You may be wondering, “Ok, so what happens to all that foul and nasty propellant gas after it’s used to cycle the action?” Well, for the most part, it winds up getting sent out the ejection port or back through the charging handle opening or even down into the magazine itself, resulting in carbon residue and messing up the appearance of everything it touches.
Which brings us to the action inside of the Primary Weapon Systems (PWS) MK114 MOD 2-M rifle we’re shooting today. The MK114 uses a long-stroke gas-piston system, rather than direct impingement. This means that instead of a long tube shuttling the gas back to the bolt, those gasses push on a piston up near the exit port (aka “gas block”) in the barrel. The piston moves backwards, and everything then happens like it does in a DI gun, but with much less noxious fumes flung back in your face.
The downside to this? For starters, price.

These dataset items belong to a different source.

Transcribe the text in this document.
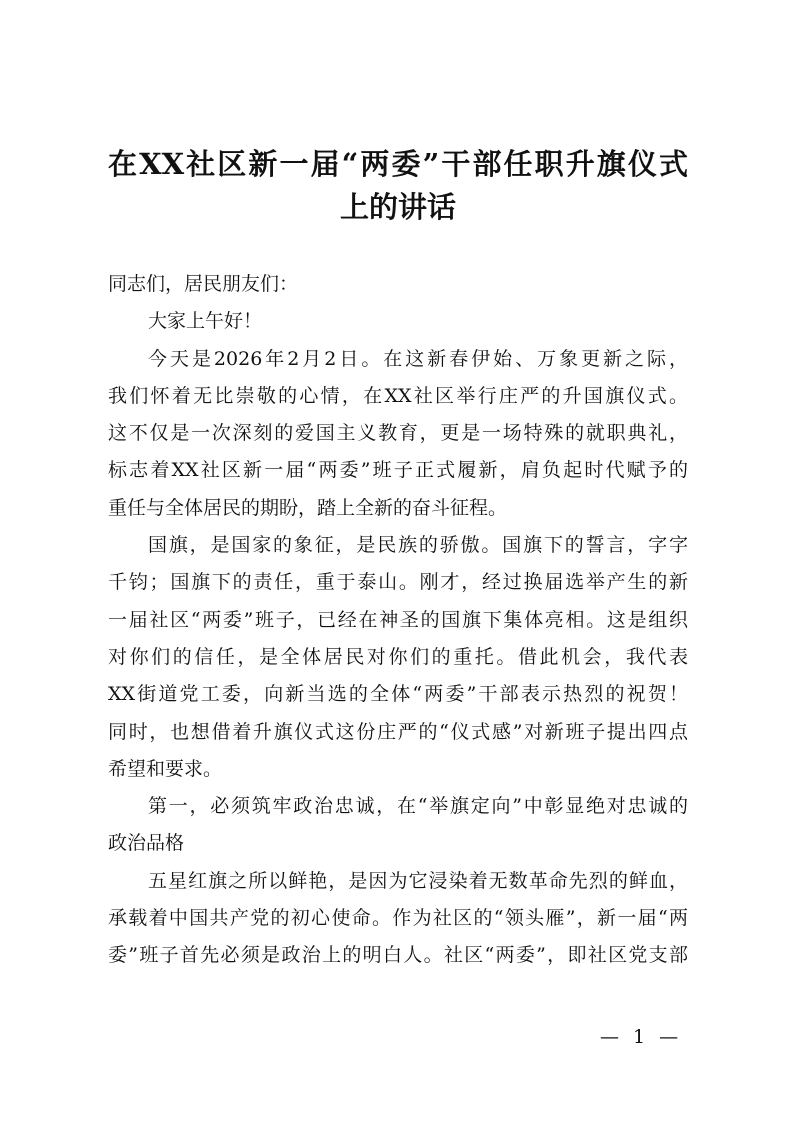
在XX社区新一届“两委”干部任职升旗仪式
上的讲话
同志们，居民朋友们：
大家上午好！
今天是2026年2月2日。在这新春伊始、万象更新之际，
我们怀着无比崇敬的心情，在XX社区举行庄严的升国旗仪式。
这不仅是一次深刻的爱国主义教育，更是一场特殊的就职典礼，
标志着XX社区新一届“两委”班子正式履新，肩负起时代赋予的
重任与全体居民的期盼，踏上全新的奋斗征程。
国旗，是国家的象征，是民族的骄傲。国旗下的誓言，字字
千钧；国旗下的责任，重于泰山。刚才，经过换届选举产生的新
一届社区“两委”班子，已经在神圣的国旗下集体亮相。这是组织
对你们的信任，是全体居民对你们的重托。借此机会，我代表
XX街道党工委，向新当选的全体“两委”干部表示热烈的祝贺！
同时，也想借着升旗仪式这份庄严的“仪式感”对新班子提出四点
希望和要求。
第一，必须筑牢政治忠诚，在“举旗定向”中彰显绝对忠诚的
政治品格
五星红旗之所以鲜艳，是因为它浸染着无数革命先烈的鲜血，
承载着中国共产党的初心使命。作为社区的“领头雁”，新一届“两
委”班子首先必须是政治上的明白人。社区“两委”，即社区党支部
— 1 —
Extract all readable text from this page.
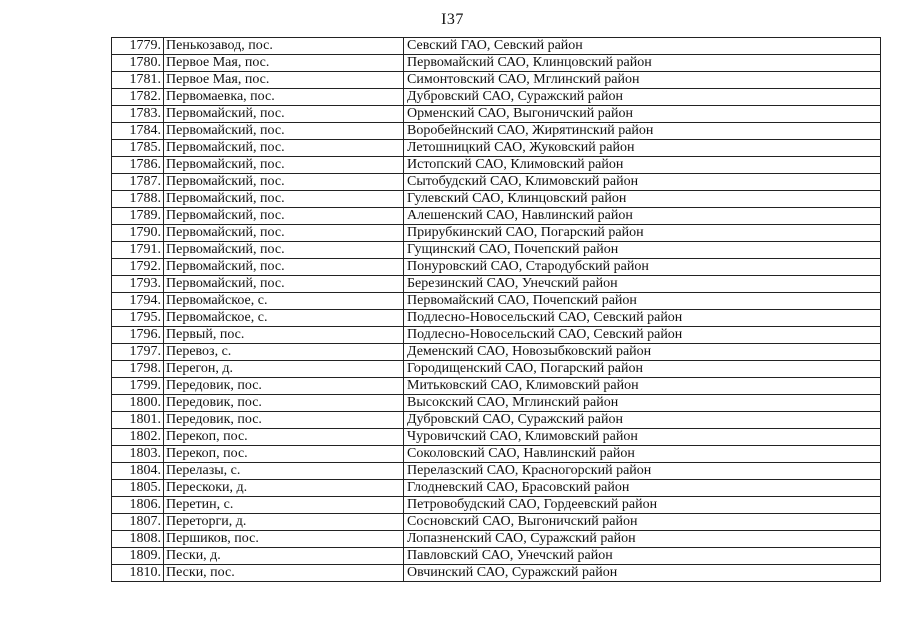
I37
1779.	Пенькозавод, пос.	Севский ГАО, Севский район
1780.	Первое Мая, пос.	Первомайский САО, Клинцовский район
1781.	Первое Мая, пос.	Симонтовский САО, Мглинский район
1782.	Первомаевка, пос.	Дубровский САО, Суражский район
1783.	Первомайский, пос.	Орменский САО, Выгоничский район
1784.	Первомайский, пос.	Воробейнский САО, Жирятинский район
1785.	Первомайский, пос.	Летошницкий САО, Жуковский район
1786.	Первомайский, пос.	Истопский САО, Климовский район
1787.	Первомайский, пос.	Сытобудский САО, Климовский район
1788.	Первомайский, пос.	Гулевский САО, Клинцовский район
1789.	Первомайский, пос.	Алешенский САО, Навлинский район
1790.	Первомайский, пос.	Прирубкинский САО, Погарский район
1791.	Первомайский, пос.	Гущинский САО, Почепский район
1792.	Первомайский, пос.	Понуровский САО, Стародубский район
1793.	Первомайский, пос.	Березинский САО, Унечский район
1794.	Первомайское, с.	Первомайский САО, Почепский район
1795.	Первомайское, с.	Подлесно-Новосельский САО, Севский район
1796.	Первый, пос.	Подлесно-Новосельский САО, Севский район
1797.	Перевоз, с.	Деменский САО, Новозыбковский район
1798.	Перегон, д.	Городищенский САО, Погарский район
1799.	Передовик, пос.	Митьковский САО, Климовский район
1800.	Передовик, пос.	Высокский САО, Мглинский район
1801.	Передовик, пос.	Дубровский САО, Суражский район
1802.	Перекоп, пос.	Чуровичский САО, Климовский район
1803.	Перекоп, пос.	Соколовский САО, Навлинский район
1804.	Перелазы, с.	Перелазский САО, Красногорский район
1805.	Перескоки, д.	Глодневский САО, Брасовский район
1806.	Перетин, с.	Петровобудский САО, Гордеевский район
1807.	Переторги, д.	Сосновский САО, Выгоничский район
1808.	Першиков, пос.	Лопазненский САО, Суражский район
1809.	Пески, д.	Павловский САО, Унечский район
1810.	Пески, пос.	Овчинский САО, Суражский район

There are more moving parts involved with a piston gun, which means more parts to make. Speaking of parts, there is no “universal mil-spec standard” for a piston-driven AR like there is for DI AR-15. As such, each system is a bit of a unicorn. The added size of the piston means that handguards aren’t interchangeable with DI-style guns, and forget about changing bolt carrier groups. Other important bits, though, like the lower receiver, trigger, stock and grips can be swapped out and upgraded.

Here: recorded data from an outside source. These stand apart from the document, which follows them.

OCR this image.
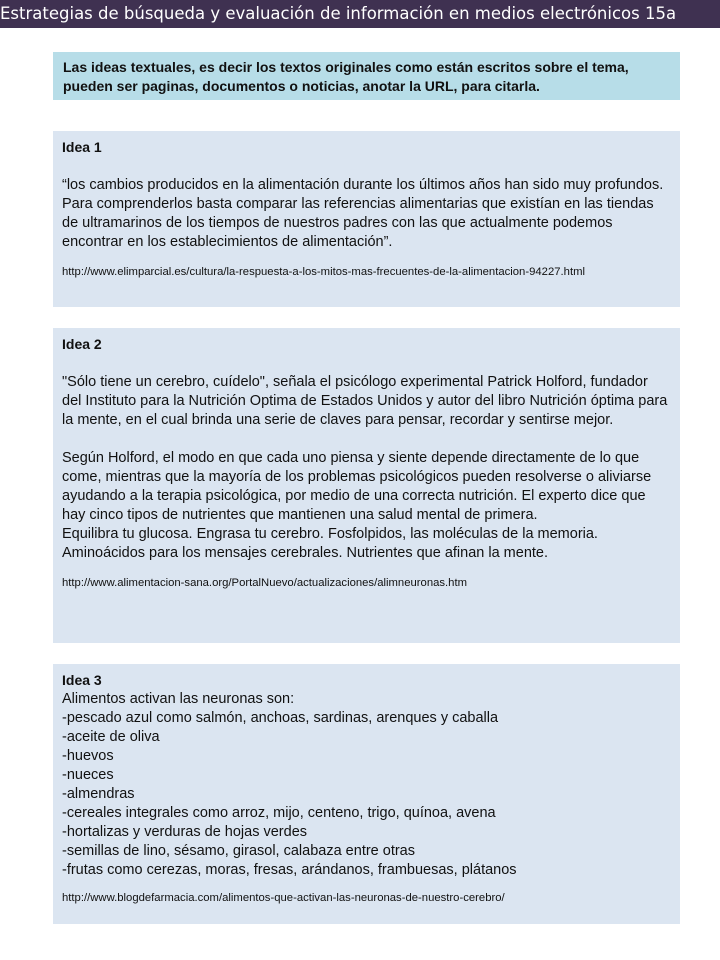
Estrategias de búsqueda y evaluación de información en medios electrónicos 15a
Las ideas textuales, es decir los textos originales como están escritos sobre el tema, pueden ser paginas, documentos o noticias, anotar la URL, para citarla.

Idea 1

“los cambios producidos en la alimentación durante los últimos años han sido muy profundos. Para comprenderlos basta comparar las referencias alimentarias que existían en las tiendas de ultramarinos de los tiempos de nuestros padres con las que actualmente podemos encontrar en los establecimientos de alimentación”.

http://www.elimparcial.es/cultura/la-respuesta-a-los-mitos-mas-frecuentes-de-la-alimentacion-94227.html

Idea 2

"Sólo tiene un cerebro, cuídelo", señala el psicólogo experimental Patrick Holford, fundador del Instituto para la Nutrición Optima de Estados Unidos y autor del libro Nutrición óptima para la mente, en el cual brinda una serie de claves para pensar, recordar y sentirse mejor.

Según Holford, el modo en que cada uno piensa y siente depende directamente de lo que come, mientras que la mayoría de los problemas psicológicos pueden resolverse o aliviarse ayudando a la terapia psicológica, por medio de una correcta nutrición. El experto dice que hay cinco tipos de nutrientes que mantienen una salud mental de primera.

Equilibra tu glucosa. Engrasa tu cerebro. Fosfolpidos, las moléculas de la memoria. Aminoácidos para los mensajes cerebrales. Nutrientes que afinan la mente.

http://www.alimentacion-sana.org/PortalNuevo/actualizaciones/alimneuronas.htm

Idea 3

Alimentos activan las neuronas son:
-pescado azul como salmón, anchoas, sardinas, arenques y caballa
-aceite de oliva
-huevos
-nueces
-almendras
-cereales integrales como arroz, mijo, centeno, trigo, quínoa, avena
-hortalizas y verduras de hojas verdes
-semillas de lino, sésamo, girasol, calabaza entre otras
-frutas como cerezas, moras, fresas, arándanos, frambuesas, plátanos

http://www.blogdefarmacia.com/alimentos-que-activan-las-neuronas-de-nuestro-cerebro/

The question with the PWS MK114 is, though, why would you bother? It comes with upgrades like ambidextrous safeties, bolt releases, magazine releases and an ambidextrous charging handle. It has a three position adjustable gas block if you want to run a suppressor. The magazine well is flared for faster reloads. Maybe the only thing I’d change out on this gun is the mil-spec 5.5 pound trigger for something a little lighter, but other than that, it’s a premium rifle with better than premium features.
Burris RT-6 Tactical Kit: MSRP: $720
There is a lot of cross-pollination between the worlds of practical shooting matches and the best-trained members of our military. Special Operations Forces are known for bringing in top-level competitors to help them develop their skills. This is also true, in some cases, of their gear. Running a red-dot optic along with a low-power-variable optic (LPVO) is popular in the Open division of the sport of 3-gun, and that same optics setup is popping up more and more in military circles these days.
The Burris RT-6 Tactical Kit is a quick and easy way to set up your AR for both a magnifying optic and a red dot. This sight has a 1-6x RT-6 scope with a set of rings that can mount a Fast Fire red dot. What you wind up with is a combination that allows you to switch between the wide field of view and very forgiving eye box of a red-dot optic to the narrower field of view/higher magnification of a scope.
Some of you are thinking right now, “But wait, there’s a throw lever on that optic? Why not use that, and just quickly zoom between 1x and 6x?”
Well, I’ll tell you why. First off, the field of view of a scope, any scope, is not going to be as wide as a red dot. This means you’ll see not only the target through the red dot, but most everything around it as well. Secondly, it takes time and effort to flip that lever, much more time and effort than is needed to just raise your chin a bit and look through the red dot. The best way to use this setup is to leave the RT-6 scope at the highest magnification you need and then leave it there, engaging close-range targets with the Fast Fire dot and switching to the scope when a longer range shot is needed. The one-two punch of a dot for fast target acquisition and a higher magnification scope for precise, longer-ranged shots is an unbeatable competition in 3-gun, and it’s an increasingly popular choice for those who rely on an AR-15 to protect life and limb.